Teknologi Robotik di Filipina: Masa Depan Kerja yang Hibrida
Di tengah perkembangan teknologi yang pesat, sebuah inovasi menarik muncul dari kota Manila, Filipina. Puluhan pemuda kini mengoperasikan robot-robot canggih yang bekerja di toko-toko Jepang yang berjarak ribuan kilometer. Dengan bantuan komputer dan perangkat realitas virtual, mereka mengendalikan sistem cerdas yang mengisi rak barang dan memantau operasional toko tanpa perlu hadir secara fisik.
Inovasi ini dikembangkan oleh Telexistence, sebuah perusahaan teknologi asal Jepang, dengan kolaborasi bersama Microsoft dan Nvidia. Teknologi tersebut telah diterapkan di sejumlah gerai FamilyMart dan Lawson di Tokyo. Seluruh operasionalnya diawasi oleh staf Astro Robotics, perusahaan asal Filipina yang menjadi mitra outsourcing utama.
Krisis tenaga kerja di Jepang, yang semakin parah akibat populasi yang menua, menjadi salah satu alasan utama munculnya inovasi ini. Melalui sistem ini, pekerjaan manual dapat dialihkan ke luar negeri, menggantikan kebutuhan akan perekrutan tenaga asing langsung. Menurut pendiri Astro Robotics, Juan Paolo Villonco, pelatihan tenaga muda Filipina dalam pengoperasian robot jauh lebih efisien dibanding perekrutan tenaga kerja domestik di Jepang yang berbiaya tinggi.
Para operator ini disebut sebagai “pilot robotik”, masing-masing bertanggung jawab atas sekitar 50 unit robot secara bersamaan. Sebagian besar tugas robot dilakukan secara otomatis, sementara sekitar 4 persen aktivitas masih membutuhkan campur tangan manusia, misalnya ketika produk jatuh atau terjadi kesalahan teknis kecil.
Meski terlibat dalam pekerjaan berteknologi tinggi, para pilot menerima upah bulanan sekitar USD 250–315, setara dengan gaji pegawai call center di Filipina. Meskipun demikian, pekerjaan ini tetap dianggap peluang menarik di negara yang menggantungkan perekonomiannya pada industri layanan digital dan outsourcing global.
Namun, sejumlah pakar memperingatkan munculnya paradoks baru dalam dunia kerja digital. Setiap gerakan manusia yang direkam untuk melatih sistem otomatis berpotensi mempercepat perkembangan kecerdasan buatan yang kelak menggantikan peran manusia. Menurut Profesor Lionel Robert dari Universitas Michigan, posisi pekerja kini berubah dari korban otomatisasi menjadi pengawas mesin yang menggantikan mereka sendiri, sebuah bentuk peran transisional dalam rantai digital.

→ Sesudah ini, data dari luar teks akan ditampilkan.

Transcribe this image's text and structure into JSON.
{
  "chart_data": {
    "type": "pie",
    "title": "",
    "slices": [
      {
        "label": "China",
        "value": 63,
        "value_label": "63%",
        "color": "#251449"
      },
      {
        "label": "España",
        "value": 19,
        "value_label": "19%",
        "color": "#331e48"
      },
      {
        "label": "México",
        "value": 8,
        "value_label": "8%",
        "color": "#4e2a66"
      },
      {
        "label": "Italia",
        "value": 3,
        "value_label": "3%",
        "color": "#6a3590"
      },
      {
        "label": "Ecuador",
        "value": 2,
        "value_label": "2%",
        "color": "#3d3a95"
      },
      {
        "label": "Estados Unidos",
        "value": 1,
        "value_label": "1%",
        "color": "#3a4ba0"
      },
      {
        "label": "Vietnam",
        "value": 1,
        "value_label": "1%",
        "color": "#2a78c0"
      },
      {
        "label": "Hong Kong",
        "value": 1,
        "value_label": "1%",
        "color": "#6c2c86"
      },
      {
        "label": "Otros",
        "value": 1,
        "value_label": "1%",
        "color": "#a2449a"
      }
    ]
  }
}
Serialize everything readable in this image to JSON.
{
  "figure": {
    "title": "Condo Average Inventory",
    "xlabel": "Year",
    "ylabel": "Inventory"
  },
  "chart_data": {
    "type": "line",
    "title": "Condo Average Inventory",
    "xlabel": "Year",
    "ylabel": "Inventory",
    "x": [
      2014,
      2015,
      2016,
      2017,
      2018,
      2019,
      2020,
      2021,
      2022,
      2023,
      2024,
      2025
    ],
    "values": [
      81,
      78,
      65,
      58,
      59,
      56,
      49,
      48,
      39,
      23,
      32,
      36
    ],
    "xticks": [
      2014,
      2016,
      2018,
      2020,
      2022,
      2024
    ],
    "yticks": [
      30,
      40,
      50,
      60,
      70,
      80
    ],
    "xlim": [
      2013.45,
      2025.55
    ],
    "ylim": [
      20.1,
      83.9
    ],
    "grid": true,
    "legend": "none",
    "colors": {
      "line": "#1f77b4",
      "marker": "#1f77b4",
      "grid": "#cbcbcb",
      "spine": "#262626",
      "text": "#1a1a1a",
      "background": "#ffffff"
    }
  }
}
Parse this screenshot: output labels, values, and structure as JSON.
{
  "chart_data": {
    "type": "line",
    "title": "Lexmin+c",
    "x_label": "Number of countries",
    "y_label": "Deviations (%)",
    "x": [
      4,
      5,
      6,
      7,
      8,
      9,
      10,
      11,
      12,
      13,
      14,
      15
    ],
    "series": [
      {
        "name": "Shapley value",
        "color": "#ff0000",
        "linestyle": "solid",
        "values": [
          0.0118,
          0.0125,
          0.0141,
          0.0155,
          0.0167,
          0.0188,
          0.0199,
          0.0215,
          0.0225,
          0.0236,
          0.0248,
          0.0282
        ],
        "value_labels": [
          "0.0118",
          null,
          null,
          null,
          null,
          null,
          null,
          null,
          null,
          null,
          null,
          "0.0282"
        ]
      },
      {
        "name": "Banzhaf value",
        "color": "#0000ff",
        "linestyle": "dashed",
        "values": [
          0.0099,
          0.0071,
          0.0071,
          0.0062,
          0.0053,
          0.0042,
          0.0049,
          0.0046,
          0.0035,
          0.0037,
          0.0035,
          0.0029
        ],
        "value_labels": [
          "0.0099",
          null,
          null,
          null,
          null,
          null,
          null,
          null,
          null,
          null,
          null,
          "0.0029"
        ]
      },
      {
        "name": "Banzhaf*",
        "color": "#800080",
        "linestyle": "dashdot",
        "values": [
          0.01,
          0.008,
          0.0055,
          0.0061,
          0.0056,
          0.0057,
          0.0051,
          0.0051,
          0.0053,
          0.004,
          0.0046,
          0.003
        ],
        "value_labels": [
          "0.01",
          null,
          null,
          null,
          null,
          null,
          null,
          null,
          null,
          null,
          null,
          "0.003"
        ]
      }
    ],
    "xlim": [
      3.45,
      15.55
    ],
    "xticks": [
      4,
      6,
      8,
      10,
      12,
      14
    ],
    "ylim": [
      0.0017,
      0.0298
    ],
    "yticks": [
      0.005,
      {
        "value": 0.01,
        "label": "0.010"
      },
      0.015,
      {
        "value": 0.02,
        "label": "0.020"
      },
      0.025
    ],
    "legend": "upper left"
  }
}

Pihak Telexistence menegaskan bahwa seluruh data yang dihasilkan para operator digunakan untuk membangun sistem AI dengan “kecerdasan fisik”, yaitu kemampuan robot berinteraksi secara lentur dan responsif terhadap lingkungan layaknya manusia.
Fenomena ini dinilai sebagai gambaran awal masa depan kerja global, di mana otomatisasi dan tenaga manusia berbiaya rendah berpadu dalam sistem kerja hibrida. Berdasarkan survei Forum Ekonomi Dunia, lebih dari 40 persen pemberi kerja di seluruh dunia memperkirakan sebagian besar posisi akan digantikan oleh mesin dalam beberapa tahun mendatang, sementara sistem kolaboratif antara manusia dan AI akan menjadi pola baru.
Di Filipina, yang telah lama dikenal sebagai pusat offshoring dunia, eksperimen seperti ini dianggap sebagai peluang untuk memperluas peran negara dalam ekonomi AI global. Namun, kekhawatiran tetap muncul bahwa pekerja lokal bisa terpinggirkan oleh sistem yang mereka bantu bangun sendiri.
Meski demikian, sejumlah teknolog muda seperti Mark Escobar memilih untuk tetap berkarya di tanah air. Ia menolak tawaran kerja dari startup Amerika demi berkontribusi membangun ekosistem AI lokal yang mandiri. Cita-cita yang diusungnya ialah menunjukkan bahwa talenta Filipina mampu bersaing di tingkat global, bukan hanya menjadi operator bagi robot yang suatu hari mungkin menggantikan mereka.